With pupils across England set to return to the classroom in less than a week, Education Minister Nick Gibb has confirmed that asymptomatic Covid-19 tests will not be compulsory within schools.
He also confirmed that despite Downing Street telling secondary pupils to wear masks in class when two-metre distancing can’t be maintained, teachers won’t be able to enforce strict rules on this as wearing a mask is not a legal requirement.
The government insists that both measures are "voluntary" and that teachers should not send pupils home for refusing.
Speaking to BBC Breakfast, Mr Gibb said: "We are saying it is not mandatory for schools to have masks in classrooms, but it is highly recommended because we want to do everything we can to reduce the risk of transmission in the school.

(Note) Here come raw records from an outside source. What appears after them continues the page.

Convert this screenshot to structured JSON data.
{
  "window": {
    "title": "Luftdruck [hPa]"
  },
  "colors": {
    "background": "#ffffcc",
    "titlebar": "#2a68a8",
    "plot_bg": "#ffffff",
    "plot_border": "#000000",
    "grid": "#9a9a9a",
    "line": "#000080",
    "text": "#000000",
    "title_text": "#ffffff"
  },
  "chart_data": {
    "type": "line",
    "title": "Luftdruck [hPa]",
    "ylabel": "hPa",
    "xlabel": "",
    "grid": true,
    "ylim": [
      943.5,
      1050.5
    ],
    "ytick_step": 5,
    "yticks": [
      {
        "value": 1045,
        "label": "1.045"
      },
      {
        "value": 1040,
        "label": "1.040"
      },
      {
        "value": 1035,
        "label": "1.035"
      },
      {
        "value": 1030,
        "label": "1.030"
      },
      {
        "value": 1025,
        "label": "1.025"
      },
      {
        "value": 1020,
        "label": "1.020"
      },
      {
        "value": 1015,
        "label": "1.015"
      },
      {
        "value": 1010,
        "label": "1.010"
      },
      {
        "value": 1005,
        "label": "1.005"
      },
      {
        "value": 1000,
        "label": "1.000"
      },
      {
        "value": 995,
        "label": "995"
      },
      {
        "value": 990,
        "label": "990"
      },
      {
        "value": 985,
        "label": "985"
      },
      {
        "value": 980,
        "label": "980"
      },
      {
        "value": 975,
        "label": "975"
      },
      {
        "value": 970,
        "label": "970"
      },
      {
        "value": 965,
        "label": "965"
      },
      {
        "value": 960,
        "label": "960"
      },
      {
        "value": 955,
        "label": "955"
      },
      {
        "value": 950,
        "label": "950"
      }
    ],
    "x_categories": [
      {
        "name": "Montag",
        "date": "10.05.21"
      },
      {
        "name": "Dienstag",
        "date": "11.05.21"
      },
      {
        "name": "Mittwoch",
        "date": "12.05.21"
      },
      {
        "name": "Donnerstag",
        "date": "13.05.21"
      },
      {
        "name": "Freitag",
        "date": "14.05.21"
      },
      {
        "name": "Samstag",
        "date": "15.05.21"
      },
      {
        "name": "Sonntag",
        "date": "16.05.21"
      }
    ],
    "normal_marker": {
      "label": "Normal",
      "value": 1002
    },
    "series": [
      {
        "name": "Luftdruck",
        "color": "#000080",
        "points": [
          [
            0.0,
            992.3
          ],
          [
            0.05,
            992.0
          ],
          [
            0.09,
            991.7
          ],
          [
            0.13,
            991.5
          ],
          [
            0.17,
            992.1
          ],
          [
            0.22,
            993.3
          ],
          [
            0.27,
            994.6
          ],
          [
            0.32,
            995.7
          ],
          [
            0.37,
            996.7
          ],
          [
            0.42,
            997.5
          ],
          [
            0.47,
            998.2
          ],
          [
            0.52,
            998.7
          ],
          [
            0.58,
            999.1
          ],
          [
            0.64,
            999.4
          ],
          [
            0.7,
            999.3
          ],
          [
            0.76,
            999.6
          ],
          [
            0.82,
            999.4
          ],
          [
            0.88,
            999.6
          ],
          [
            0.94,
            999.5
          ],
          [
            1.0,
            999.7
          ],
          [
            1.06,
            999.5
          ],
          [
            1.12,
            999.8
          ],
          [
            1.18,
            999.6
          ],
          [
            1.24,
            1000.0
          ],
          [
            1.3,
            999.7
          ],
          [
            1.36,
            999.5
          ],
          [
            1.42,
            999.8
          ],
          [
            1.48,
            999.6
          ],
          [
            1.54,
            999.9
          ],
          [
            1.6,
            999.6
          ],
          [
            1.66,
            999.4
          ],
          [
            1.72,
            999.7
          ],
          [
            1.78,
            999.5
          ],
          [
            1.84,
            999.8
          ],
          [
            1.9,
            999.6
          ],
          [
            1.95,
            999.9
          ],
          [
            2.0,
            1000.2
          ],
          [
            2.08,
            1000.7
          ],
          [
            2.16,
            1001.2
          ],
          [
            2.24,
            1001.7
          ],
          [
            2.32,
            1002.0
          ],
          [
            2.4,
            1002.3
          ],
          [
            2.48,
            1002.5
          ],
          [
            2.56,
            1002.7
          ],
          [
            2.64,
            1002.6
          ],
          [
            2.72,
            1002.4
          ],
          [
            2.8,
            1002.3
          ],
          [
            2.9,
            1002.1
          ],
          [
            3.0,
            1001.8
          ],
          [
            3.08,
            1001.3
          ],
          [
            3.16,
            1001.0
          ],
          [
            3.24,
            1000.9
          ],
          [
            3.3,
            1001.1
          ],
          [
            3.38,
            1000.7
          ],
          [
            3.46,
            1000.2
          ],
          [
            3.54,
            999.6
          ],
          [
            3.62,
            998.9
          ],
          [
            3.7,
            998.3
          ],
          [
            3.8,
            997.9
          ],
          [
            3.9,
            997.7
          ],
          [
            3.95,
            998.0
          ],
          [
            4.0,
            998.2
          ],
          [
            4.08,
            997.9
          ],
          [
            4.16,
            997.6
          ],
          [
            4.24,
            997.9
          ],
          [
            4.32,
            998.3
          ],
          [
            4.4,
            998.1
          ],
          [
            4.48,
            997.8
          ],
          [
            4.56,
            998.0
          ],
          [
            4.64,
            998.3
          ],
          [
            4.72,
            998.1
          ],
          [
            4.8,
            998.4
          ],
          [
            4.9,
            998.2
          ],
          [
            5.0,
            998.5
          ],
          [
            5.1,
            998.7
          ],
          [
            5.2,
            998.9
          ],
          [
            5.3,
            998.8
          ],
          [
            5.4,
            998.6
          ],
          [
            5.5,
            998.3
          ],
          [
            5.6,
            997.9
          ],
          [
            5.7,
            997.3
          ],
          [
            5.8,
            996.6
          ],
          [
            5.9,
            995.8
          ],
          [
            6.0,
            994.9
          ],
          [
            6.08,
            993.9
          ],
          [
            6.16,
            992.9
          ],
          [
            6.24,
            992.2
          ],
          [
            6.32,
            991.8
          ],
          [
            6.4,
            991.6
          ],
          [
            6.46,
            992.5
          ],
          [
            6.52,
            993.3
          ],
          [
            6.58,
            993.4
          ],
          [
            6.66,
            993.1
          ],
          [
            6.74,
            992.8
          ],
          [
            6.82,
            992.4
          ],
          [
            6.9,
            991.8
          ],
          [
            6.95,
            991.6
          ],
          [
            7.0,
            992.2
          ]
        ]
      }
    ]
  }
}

"So, there is twice-a-week testing of students, staff as well.
"We have all those measures in place - hand hygiene, the cleaning of surfaces, the ventilation, staggered lunchbreaks and play times - all those measures designed to minimise the risk of infection and transmission within the school.
"And this is one more measure just to help reduce that where you can't have social distancing in a classroom."
Official guidance from the Department for Education states that "no pupil should be denied education on the grounds that they are not wearing a face covering".
Gavin Williamson, the Education Secretary, said the mask guidance was ‘in line with public health guidance’ and would be reviewed shortly after schools reopen.
He told a Downing Street press conference on Wednesday: ‘Again, this is to help reduce transmission. The risk to children themselves is incredibly low. This is a temporary measure to support the return of schools and will be in place until Easter, when it is reviewed.’